In fact, hybrid funds are now competing with traditional hedge funds, as the former are eroding more and more space from the portion of allocators’ portfolios dedicated to hedge fund strategies, rather than private equity.
Deals, deals, deals
Among private equity sub-strategies, venture capital continues to offer the highest performance. The median net IRR for VC and growth equity funds in the 2007–17 decade is 14.1%, compared with 13% for buyouts, according to a recent McKinsey report, as private markets have generally outperformed most public market benchmarks. In a letter to investors in February, Tiger
announced that its private equity business has generated a 33% gross fund internal rate of return and a 26% net IRR. By comparison, the average hedge fund had a median return of 5% during the same period, according to HFM data.

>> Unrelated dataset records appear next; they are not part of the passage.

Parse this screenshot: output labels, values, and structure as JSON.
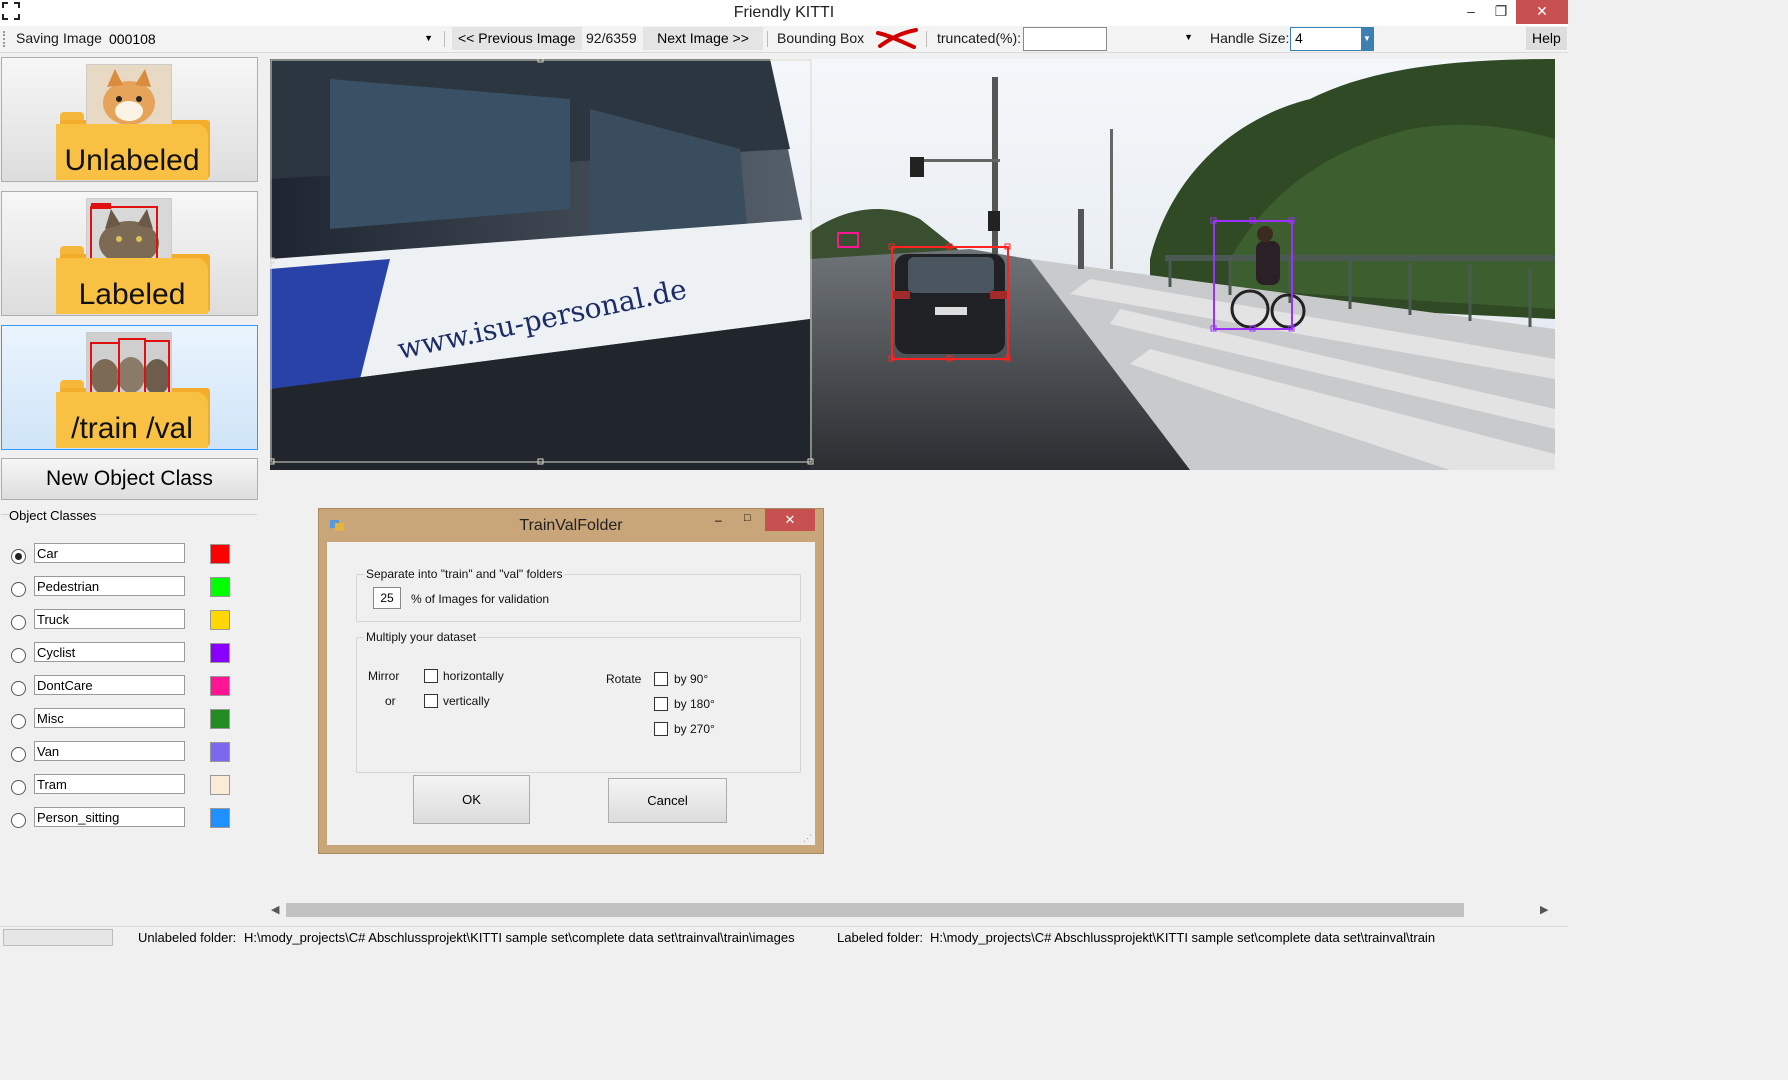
{
  "window": {
    "title": "Friendly KITTI",
    "minimize": "–",
    "restore": "❐",
    "close": "✕"
  },
  "toolbar": {
    "saving": "Saving",
    "image_label": "Image",
    "image_value": "000108",
    "prev_button": "<< Previous Image",
    "counter": "92/6359",
    "next_button": "Next Image >>",
    "bbox_label": "Bounding Box",
    "truncated_label": "truncated(%):",
    "truncated_value": "",
    "handle_size_label": "Handle Size:",
    "handle_size_value": "4",
    "help": "Help"
  },
  "left_panel": {
    "folders": [
      {
        "label": "Unlabeled"
      },
      {
        "label": "Labeled"
      },
      {
        "label": "/train /val"
      }
    ],
    "new_class_button": "New Object Class",
    "classes_title": "Object Classes",
    "classes": [
      {
        "name": "Car",
        "color": "#ff0000",
        "selected": true
      },
      {
        "name": "Pedestrian",
        "color": "#00ff00",
        "selected": false
      },
      {
        "name": "Truck",
        "color": "#ffd700",
        "selected": false
      },
      {
        "name": "Cyclist",
        "color": "#8a00ff",
        "selected": false
      },
      {
        "name": "DontCare",
        "color": "#ff1493",
        "selected": false
      },
      {
        "name": "Misc",
        "color": "#228b22",
        "selected": false
      },
      {
        "name": "Van",
        "color": "#7b68ee",
        "selected": false
      },
      {
        "name": "Tram",
        "color": "#faebd7",
        "selected": false
      },
      {
        "name": "Person_sitting",
        "color": "#1e90ff",
        "selected": false
      }
    ]
  },
  "image_view": {
    "tram_text": "www.isu-personal.de",
    "boxes": [
      {
        "class": "Car",
        "color": "#ff2020"
      },
      {
        "class": "Cyclist",
        "color": "#9b30ff"
      },
      {
        "class": "DontCare",
        "color": "#ff1493"
      }
    ]
  },
  "dialog": {
    "title": "TrainValFolder",
    "group1_title": "Separate into \"train\" and \"val\" folders",
    "val_percent": "25",
    "val_label": "% of Images for validation",
    "group2_title": "Multiply your dataset",
    "mirror_label": "Mirror",
    "or_label": "or",
    "horizontally": "horizontally",
    "vertically": "vertically",
    "rotate_label": "Rotate",
    "by90": "by 90°",
    "by180": "by 180°",
    "by270": "by 270°",
    "ok": "OK",
    "cancel": "Cancel"
  },
  "statusbar": {
    "unlabeled_label": "Unlabeled folder:",
    "unlabeled_path": "H:\\mody_projects\\C# Abschlussprojekt\\KITTI sample set\\complete data set\\trainval\\train\\images",
    "labeled_label": "Labeled folder:",
    "labeled_path": "H:\\mody_projects\\C# Abschlussprojekt\\KITTI sample set\\complete data set\\trainval\\train"
  }
}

“There is a pocket of opportunities where hedge funds can find great deals that wouldn’t be
otherwise touched by VC funds because of their return threshold,” says a cap intro executive. “VC
funds wouldn’t get involved in later rounds because of the returns they deem too low, while for hedge fund managers these returns are actually very compelling,” as their cost of capital is not as high as that of VC funds.
When it comes to fees, the most common scenario for private investments is to charge a lower management fee and a higher incentive fee compared to the traditional fee structure. “Maybe you don’t have to worry about portfolio risk management every day as you would with public markets, but the costs and the complexity of private investments can be higher than public investments,” says Lowenstein Sandler’s Kozinn.
The high cost of entry is the reason why hybrid debuts are the turf of established managers with an existing VC network, with some of them using rolling lock-up periods to manage investors’
liquidity expectations. Other hybrid fund-specific costs are related to potential compliance headaches as MNPI (Material Nonpublic Information) issues are around the corner.
“If a private company you are invested in is getting bought by a public company, or it is entering into a significant commercial arrangement with a public company, the manager is potentially walking into MNPI problems if you don’t have a physical separation and appropriate information barriers between the private and public investment teams. In most hedge funds, this is often the case,” explains Kozinn.
However, the potential gains seem to be worth the risk. In a recent letter to investors viewed by
HFM, founder and CIO Dan Loeb credited the year’s strong performance to “lifecycle investing”, which includes getting into high-growth investments early at attractive valuations. Third Point’s biggest winners so far this year include tech unicorns Upstart Holdings, SentinelOne and Social
Finance Inc. All three were born out of the firm’s private investment efforts six years ago when the trio were still fledgling companies.
D1 bought into cloud-computing company Snowflake 12 months before it became one of 2020’s biggest IPOs. Altimeter held more than 36 million shares in the cloud data company for a stake worth around $8.3bn at current prices, according to Pitchbook. More recently, Tiger made a $1bn gain Didi, China’s leading ride hailing company, benefitting from the app’s trading debut in the second-largest US IPO by a Chinese company. Coleman’s fund at Tiger also reaped at least $1bn after Peloton’s IPO and scored billions of dollars from an early bet on Indian e-commerce company Flipkart and from backing Chinese retailer JD.com.
Current success has meant these hybrid players have more than enough to recover from any Reddit-fuelled short squeeze on the public side of the portfolio and convince allocators to continue to drive their growth.